DockIt is fast. The default settings represent a compromise between speed and complete sampling. Nevertheless, we believe that DockIt is faster than other flexible ligand docking programs (it takes between 30 seconds and one minute to generate 100 docked conformations of a typical ligand) By modification of the parameters, it is possible to have DockIt run considerably faster. We have also spent considerable effort in making the program easy to set up and use. In particular, the initial set up for a new protein target is generally automatic and only takes a few minutes. Of course, like all programs, there are times when it is necessary to tune the parameters to DockIt to get the best results. However, we have tried to build intelligence into DockIt to get good results as automatically as possible.

A crucial part of current docking programs is the scoring function used to evaluate ligand-receptor complementarity. We believe that the scoring function determines, to a large extent, the quality of the results. DockIt comes with three scoring functions: a molecular mechanics function (based roughly on Amber non-bonded terms), Potential of Mean Force (PMF, from the Abbott group) and Piecewise Linear Potential (PLP from the Agouron group). These can be used in combination in various consensus schemes which seem to give better results than any single function. In addition, DockIt1.5, includes the capability for the user to easily add other scoring functions and select them and/or the built in functions at run time. In addition to providing the ability to add additional general purpose scoring functions, this will allow for functions to be generated for special cases (for example a particular family of proteins).

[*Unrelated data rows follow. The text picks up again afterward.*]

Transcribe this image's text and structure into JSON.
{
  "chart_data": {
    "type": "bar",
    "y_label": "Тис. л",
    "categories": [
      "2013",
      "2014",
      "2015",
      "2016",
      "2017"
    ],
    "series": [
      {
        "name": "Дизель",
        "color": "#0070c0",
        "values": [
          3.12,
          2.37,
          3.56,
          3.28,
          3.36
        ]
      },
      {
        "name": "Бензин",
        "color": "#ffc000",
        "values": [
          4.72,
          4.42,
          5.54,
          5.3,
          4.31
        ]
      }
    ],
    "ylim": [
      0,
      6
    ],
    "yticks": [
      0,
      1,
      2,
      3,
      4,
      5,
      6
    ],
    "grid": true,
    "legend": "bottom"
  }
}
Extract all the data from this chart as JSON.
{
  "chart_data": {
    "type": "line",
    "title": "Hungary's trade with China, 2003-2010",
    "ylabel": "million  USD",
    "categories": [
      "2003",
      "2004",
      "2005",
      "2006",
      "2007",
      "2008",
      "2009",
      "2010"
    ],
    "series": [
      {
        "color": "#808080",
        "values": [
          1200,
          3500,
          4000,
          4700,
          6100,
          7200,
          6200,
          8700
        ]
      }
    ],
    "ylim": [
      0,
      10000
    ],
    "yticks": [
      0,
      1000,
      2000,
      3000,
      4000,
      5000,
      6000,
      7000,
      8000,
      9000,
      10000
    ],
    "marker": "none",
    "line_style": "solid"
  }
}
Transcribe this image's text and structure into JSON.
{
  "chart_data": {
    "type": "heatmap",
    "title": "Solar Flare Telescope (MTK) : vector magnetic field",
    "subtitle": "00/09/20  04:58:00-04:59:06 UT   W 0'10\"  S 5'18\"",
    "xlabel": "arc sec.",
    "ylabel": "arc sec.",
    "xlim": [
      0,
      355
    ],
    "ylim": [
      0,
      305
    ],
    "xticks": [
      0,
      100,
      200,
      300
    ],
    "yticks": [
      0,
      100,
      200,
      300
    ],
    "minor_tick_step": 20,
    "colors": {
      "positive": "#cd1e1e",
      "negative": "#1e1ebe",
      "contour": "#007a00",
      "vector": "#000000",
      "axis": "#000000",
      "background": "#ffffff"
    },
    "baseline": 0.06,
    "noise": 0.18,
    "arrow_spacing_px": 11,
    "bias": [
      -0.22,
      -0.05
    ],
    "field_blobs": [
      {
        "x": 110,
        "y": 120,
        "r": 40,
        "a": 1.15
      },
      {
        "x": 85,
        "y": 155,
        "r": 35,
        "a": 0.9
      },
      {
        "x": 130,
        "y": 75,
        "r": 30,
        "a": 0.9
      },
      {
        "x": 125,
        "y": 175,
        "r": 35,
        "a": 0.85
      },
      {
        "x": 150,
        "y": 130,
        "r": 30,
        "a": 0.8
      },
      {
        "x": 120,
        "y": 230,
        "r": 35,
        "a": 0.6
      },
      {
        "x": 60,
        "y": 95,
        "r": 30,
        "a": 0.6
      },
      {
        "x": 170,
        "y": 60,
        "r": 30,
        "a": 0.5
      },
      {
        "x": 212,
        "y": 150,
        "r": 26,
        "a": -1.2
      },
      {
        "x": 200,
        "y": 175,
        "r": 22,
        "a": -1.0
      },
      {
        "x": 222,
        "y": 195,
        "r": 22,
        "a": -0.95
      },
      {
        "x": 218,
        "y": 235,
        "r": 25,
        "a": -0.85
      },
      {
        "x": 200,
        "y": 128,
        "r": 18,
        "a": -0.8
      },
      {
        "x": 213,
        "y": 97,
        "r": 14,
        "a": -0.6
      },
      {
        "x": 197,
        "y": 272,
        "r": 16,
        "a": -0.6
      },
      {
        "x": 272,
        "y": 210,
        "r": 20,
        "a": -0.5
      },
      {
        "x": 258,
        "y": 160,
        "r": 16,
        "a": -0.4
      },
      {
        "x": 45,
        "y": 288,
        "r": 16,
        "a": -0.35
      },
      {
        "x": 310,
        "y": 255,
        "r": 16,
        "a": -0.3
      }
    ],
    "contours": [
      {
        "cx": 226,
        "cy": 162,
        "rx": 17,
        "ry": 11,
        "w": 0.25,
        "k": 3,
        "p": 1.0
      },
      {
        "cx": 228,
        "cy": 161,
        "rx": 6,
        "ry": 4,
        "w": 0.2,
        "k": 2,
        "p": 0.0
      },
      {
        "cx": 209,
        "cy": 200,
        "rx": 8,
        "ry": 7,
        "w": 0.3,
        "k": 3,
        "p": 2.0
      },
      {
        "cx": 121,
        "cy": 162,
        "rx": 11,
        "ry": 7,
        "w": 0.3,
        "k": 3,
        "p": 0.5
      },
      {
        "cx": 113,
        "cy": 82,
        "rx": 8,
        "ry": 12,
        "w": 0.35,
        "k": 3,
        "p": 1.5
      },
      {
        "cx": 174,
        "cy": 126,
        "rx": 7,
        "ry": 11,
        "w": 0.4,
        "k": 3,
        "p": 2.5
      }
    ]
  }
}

DockIt is well adapted to parallel computations. It comes with a PVM version which works very well on loosely coupled clusters (like the Linux clusters which are becoming very common). The parallel version of the program is run in exactly the same way as the single processor version (single input stream and single output stream) so it is quite easy to do large runs.

Finally, note that DockIt uses a distance geometry based approach to docking. DockIt only requires 2D connectivity information about the ligands (not 3D structures) so it is quite easy to output some connection table type information (Daylight SMILES or MDL mol files) from a database or a combinatorial design computation through DockIt. It is not necessary to compute 3D coordinates of the ligand in order to use DockIt. In addition, this means that rings are flexible (not just torsions as in most docking programs) and if stereochemistry is unknown for any centers, the possible stereochemistries are randomly sampled. Of course, DockIt respects any stereochemical information which is provided. The distance geometry engine in DockIt first generates a bound conformation of the ligand which fits into the shape of the binding pocket and then refines both shape and chemical complementarity. This is different from many other docking programs which first get a few electrostatic interactions (hydrogen bonds typically) placed and then refine the shape complementarity. Thus, DockIt is complementary to most other docking programs.